2. Pada pemeriksaan oftalmoskop tampak gambaran sebagai berikut :
a. Retinitis atau retinikoroiditis yang nekrotik. Lesi berupa fokus putih kekuningan yang soliter
atau multipel, yang terletak terutama di polus posterior, tetapi dapat juga di bagian perifer retina.
b. Papilitis atau edema papil.
c. Kelainan vitreus atau vitritis.
Pada vitritis yang ringan akan tampak sel-sel. Sering sekali vitritis begitu berat, sehingga
visualisasi fundus okuli terganggu.
d. Uveitis anterior atau iridosiklitis, dan skleritis
Gejala ini dapat mengikuti kelainan pada segmen posterior mata yang mengalami serangan
berulang yang berat
Toxoplasma jarang sekali meninvasi korpus vitreum karena sifatnya yang merupakan parasit
intraseluler. Retina merupakan bagian yang paling sering terinfeksi dan mengalami kerusakan

terparah. Pengetahuan mengenai sifat organisme maupun siklus hidupnya dapat membantu
menjelaskan perjalanan penyakit dan memudahkan seorang dokter untuk menegakkan diagnosis.

Diagnosis
Diagnosis ditegakkan berdasarkan anamnesis, manifestasi klinis yang tampak dilihat dengan
funduskopi dan hasil pemeriksaan pada pemeriksaan penunjang.
Anamnesis
Faktor resiko terjadinya toxoplasmosis:

Imunodefisiensi (misalnya AIDS), pasien dengan imunosupresi misalnya pada pasien


post transplantasi organ atau dengan penyakit keganasan.

Kontak dengan kucing

Riwayat memakan daging mentah atau setengah matang

Gejala:
o Pandangan kabur
o Floaters
o Nyeri
o Mata merah
o Metamorphopsia
o Fotofobia

Pemeriksaan fisik
Toxoplasmosis kongenital
Trias klasik yang menggambarkan toxoplasmosis kongenital adalah retinochoroiditis,
kalsifikasi serebral, dan kejang.

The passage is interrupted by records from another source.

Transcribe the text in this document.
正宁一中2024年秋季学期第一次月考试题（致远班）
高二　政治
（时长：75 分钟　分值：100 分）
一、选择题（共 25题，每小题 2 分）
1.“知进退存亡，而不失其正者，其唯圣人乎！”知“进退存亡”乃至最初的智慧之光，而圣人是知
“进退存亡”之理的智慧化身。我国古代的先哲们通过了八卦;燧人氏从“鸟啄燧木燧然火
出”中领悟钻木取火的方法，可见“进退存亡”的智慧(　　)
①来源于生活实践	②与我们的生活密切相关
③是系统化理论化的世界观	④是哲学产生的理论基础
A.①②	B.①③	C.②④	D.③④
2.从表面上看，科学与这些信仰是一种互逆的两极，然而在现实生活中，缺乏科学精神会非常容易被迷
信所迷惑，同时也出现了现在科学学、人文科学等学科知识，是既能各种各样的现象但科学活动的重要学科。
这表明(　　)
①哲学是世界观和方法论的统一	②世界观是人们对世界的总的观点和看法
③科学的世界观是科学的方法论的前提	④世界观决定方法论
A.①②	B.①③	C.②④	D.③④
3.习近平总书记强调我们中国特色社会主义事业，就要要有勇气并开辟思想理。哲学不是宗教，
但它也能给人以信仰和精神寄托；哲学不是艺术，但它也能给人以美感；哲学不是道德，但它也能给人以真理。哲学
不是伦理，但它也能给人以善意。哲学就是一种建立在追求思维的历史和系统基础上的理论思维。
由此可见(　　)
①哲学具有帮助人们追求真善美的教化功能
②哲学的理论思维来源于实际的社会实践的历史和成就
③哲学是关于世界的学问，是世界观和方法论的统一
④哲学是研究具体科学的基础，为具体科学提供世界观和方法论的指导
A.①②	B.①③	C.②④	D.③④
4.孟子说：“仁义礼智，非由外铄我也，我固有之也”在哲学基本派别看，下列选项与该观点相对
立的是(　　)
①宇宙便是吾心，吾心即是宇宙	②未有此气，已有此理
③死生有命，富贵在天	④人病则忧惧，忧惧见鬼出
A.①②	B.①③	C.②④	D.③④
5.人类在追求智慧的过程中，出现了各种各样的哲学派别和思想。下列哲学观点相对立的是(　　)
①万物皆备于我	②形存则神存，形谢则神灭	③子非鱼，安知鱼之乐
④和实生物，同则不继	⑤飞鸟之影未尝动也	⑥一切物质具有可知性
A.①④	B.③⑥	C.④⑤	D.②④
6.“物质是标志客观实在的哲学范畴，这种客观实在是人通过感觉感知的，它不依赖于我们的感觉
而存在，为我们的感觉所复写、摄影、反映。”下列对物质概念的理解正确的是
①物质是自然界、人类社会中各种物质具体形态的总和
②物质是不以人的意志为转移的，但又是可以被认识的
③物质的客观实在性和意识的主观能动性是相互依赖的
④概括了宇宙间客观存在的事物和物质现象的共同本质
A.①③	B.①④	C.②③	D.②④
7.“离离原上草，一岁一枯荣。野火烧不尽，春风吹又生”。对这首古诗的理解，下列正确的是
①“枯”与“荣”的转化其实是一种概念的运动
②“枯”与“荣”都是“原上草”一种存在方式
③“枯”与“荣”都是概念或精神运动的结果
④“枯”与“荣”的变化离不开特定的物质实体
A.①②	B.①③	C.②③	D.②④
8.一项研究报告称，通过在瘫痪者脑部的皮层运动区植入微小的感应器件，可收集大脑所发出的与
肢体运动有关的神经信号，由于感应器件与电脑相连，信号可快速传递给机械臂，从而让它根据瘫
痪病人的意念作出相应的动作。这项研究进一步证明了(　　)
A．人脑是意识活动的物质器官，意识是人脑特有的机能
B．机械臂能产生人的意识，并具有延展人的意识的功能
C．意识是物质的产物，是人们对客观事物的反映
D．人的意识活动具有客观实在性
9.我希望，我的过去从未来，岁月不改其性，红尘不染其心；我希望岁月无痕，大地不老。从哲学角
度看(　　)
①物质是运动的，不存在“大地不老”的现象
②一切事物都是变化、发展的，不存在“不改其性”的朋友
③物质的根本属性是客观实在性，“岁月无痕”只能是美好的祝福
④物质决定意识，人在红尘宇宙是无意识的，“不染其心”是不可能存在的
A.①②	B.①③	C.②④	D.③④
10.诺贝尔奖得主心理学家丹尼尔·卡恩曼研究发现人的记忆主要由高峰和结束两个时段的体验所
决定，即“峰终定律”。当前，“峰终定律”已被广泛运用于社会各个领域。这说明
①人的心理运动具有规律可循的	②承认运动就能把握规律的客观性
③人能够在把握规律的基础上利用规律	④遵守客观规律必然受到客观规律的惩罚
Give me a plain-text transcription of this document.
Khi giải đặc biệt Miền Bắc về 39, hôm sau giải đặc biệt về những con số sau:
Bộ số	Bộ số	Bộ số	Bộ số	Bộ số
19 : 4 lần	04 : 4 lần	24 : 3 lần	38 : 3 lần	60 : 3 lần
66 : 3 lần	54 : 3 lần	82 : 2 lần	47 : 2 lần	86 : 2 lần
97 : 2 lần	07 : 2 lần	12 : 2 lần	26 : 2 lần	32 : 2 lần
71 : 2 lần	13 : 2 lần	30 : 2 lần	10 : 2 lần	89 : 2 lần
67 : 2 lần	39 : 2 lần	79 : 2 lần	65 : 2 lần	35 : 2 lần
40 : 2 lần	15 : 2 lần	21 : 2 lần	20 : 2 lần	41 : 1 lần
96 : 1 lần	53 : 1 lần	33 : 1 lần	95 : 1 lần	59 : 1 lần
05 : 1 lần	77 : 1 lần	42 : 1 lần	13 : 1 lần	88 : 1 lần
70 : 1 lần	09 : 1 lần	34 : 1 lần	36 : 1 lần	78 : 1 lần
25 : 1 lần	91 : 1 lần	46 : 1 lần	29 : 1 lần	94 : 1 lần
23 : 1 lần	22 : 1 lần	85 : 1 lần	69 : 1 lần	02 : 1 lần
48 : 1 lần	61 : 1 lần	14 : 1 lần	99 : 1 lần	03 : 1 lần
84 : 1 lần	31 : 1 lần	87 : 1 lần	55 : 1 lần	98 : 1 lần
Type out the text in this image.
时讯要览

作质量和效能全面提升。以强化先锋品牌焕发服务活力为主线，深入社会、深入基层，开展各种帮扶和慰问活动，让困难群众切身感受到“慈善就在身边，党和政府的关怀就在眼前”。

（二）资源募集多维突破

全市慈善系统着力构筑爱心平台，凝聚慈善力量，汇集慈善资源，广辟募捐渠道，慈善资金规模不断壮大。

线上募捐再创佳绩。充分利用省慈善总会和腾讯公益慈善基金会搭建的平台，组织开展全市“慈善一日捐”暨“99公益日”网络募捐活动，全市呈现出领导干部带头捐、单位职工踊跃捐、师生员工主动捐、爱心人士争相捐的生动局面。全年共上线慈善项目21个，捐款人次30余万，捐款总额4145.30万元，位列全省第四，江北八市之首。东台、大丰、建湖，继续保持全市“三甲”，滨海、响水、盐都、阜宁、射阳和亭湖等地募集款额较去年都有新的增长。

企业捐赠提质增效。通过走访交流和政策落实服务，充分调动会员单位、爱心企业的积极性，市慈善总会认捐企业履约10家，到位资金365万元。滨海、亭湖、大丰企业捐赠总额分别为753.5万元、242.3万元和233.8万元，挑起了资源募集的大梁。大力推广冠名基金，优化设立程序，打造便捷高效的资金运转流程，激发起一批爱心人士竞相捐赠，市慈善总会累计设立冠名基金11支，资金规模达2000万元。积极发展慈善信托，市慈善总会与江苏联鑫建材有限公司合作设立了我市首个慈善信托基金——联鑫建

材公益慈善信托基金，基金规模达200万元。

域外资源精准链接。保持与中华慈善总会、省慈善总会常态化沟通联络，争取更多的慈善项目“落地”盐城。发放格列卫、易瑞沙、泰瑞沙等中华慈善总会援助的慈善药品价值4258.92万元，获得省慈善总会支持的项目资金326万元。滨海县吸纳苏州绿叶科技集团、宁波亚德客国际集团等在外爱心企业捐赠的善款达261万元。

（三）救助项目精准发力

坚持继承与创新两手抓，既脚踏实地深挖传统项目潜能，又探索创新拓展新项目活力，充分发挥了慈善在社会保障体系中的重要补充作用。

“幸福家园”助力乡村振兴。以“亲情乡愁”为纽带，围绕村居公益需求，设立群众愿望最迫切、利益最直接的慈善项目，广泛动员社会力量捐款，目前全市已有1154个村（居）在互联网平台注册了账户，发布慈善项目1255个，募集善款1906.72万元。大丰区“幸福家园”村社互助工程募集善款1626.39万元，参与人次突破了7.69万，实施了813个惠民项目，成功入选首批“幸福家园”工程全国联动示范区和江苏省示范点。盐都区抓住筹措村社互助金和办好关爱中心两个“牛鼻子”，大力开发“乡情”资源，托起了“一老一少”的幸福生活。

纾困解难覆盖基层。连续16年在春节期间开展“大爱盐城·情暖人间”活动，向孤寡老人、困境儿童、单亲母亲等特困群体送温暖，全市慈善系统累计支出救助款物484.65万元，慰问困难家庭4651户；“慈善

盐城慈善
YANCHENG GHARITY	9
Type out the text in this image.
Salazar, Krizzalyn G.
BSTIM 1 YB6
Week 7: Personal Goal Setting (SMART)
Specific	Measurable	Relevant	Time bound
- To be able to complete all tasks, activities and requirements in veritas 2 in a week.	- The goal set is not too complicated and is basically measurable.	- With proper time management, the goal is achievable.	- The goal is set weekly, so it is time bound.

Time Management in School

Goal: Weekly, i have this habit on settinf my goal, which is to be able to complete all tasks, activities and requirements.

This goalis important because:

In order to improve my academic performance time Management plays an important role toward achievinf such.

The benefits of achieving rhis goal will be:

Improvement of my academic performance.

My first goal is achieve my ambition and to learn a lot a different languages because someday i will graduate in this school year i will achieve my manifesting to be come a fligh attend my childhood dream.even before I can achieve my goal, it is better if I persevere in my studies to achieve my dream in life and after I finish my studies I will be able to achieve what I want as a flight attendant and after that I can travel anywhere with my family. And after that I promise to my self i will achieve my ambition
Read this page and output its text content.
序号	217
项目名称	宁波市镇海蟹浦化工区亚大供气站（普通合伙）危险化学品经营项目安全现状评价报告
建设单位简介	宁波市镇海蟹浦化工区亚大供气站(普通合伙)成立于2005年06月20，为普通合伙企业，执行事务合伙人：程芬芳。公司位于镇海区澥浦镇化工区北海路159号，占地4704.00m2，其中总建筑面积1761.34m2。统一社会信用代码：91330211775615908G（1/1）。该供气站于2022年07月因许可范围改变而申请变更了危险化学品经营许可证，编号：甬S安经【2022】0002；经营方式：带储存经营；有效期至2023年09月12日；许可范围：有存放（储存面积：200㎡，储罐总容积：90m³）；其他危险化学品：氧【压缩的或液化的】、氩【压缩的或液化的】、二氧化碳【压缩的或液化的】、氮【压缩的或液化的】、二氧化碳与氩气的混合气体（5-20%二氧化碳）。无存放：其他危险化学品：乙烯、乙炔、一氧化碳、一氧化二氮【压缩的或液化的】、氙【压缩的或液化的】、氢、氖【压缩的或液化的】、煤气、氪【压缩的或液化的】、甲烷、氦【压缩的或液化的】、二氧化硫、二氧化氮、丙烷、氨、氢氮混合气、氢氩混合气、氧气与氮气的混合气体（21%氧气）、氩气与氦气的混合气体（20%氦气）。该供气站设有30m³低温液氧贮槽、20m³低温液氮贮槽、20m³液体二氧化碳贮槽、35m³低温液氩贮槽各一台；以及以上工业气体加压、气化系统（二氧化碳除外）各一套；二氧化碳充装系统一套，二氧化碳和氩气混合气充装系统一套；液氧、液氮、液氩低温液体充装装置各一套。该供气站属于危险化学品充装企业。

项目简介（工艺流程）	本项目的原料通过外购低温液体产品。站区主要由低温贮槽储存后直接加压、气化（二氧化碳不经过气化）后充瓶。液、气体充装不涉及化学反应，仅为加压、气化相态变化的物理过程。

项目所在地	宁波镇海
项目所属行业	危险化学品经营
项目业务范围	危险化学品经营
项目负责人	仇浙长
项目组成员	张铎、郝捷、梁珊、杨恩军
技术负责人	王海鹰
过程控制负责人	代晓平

Penemuan lainnya meliputi hidosefalus, mikrosefalus,
organomegali, ikterus, ruam, demam, dan retardasi psikomotor. Penemuan tersebut didapatkan
pada sedikit kasus, akan tetapi menunjukkan infeksi akut dan fatal. Saat seorang ibu hamil
diduga terinfeksi selama kehamilannya, dapat terjadi transmisi transplasental toxoplasma gondii
ke dalam tubuh janin, yang pada akhirnya dapat menyebabkan toxoplasmosis kongenital.
Jika seorang ibu terinfeksi selama trimester pertam kehamilannya, 17% bayi mengalami
toxoplasmosis kongenital, akan tetapi tingkat keparahan penyakitnya lebih tinggi. Jika infeksi
terjadi pada trimester ketiga, 65% bayi menderita toxoplasmosis kongenital, tetapi kebanyakan

dari mereka asimptomatis. Sedangkan infeksi maaternal kronis tidak berhubungan dengan
terjadinya toxoplasmosis kongenital. Antibodi antitoxoplasma immunoglobulin M (IgM) muncul
pada 75% bayi dengan toxoplasmosis kongenital. Penemuan paling umum pada toxoplasmosis
kongenital adalad retinochoroiditis yang mempunyai tempat predileksi di kutub posterior.
Penemuan ini didapat pada 75-80% kasus dan bilateral pada 85% kasus. Makular scar sekunder
akibat toxoplasmosis kongenital:

Gambar 1. macular scar sekunder akibat toxoplasmosis congenital


(Wu, 2011)

Toxoplasmosis didapat
Mengkonsumsi daging sapi, daging kambing atau daging babi yang mengandung kista
jaringan, ookista dari sayuran, atau transfusi darah yang terkontaminasi, transplantasi organ, atau
inokulasi yang tidak disengaja saat berada di laboratorium dapat mengakibatkan terjadinya
toxoplasmosis didapat. Infeksi yang didapat biasanya subklinis dan asimptomatis. Pada 10 20%
kasus yang menjadi simptomatis, pasien mengalami gejala mirip flu, misalnya demam,
limfadenopati, malaise, mialgia, dan ruam kulit makulopapular yang tersebar di telapak tangan
dan kaki. Pada pasien yang imunokompeten, penyakit ini tidak membahayakan dan self-limited.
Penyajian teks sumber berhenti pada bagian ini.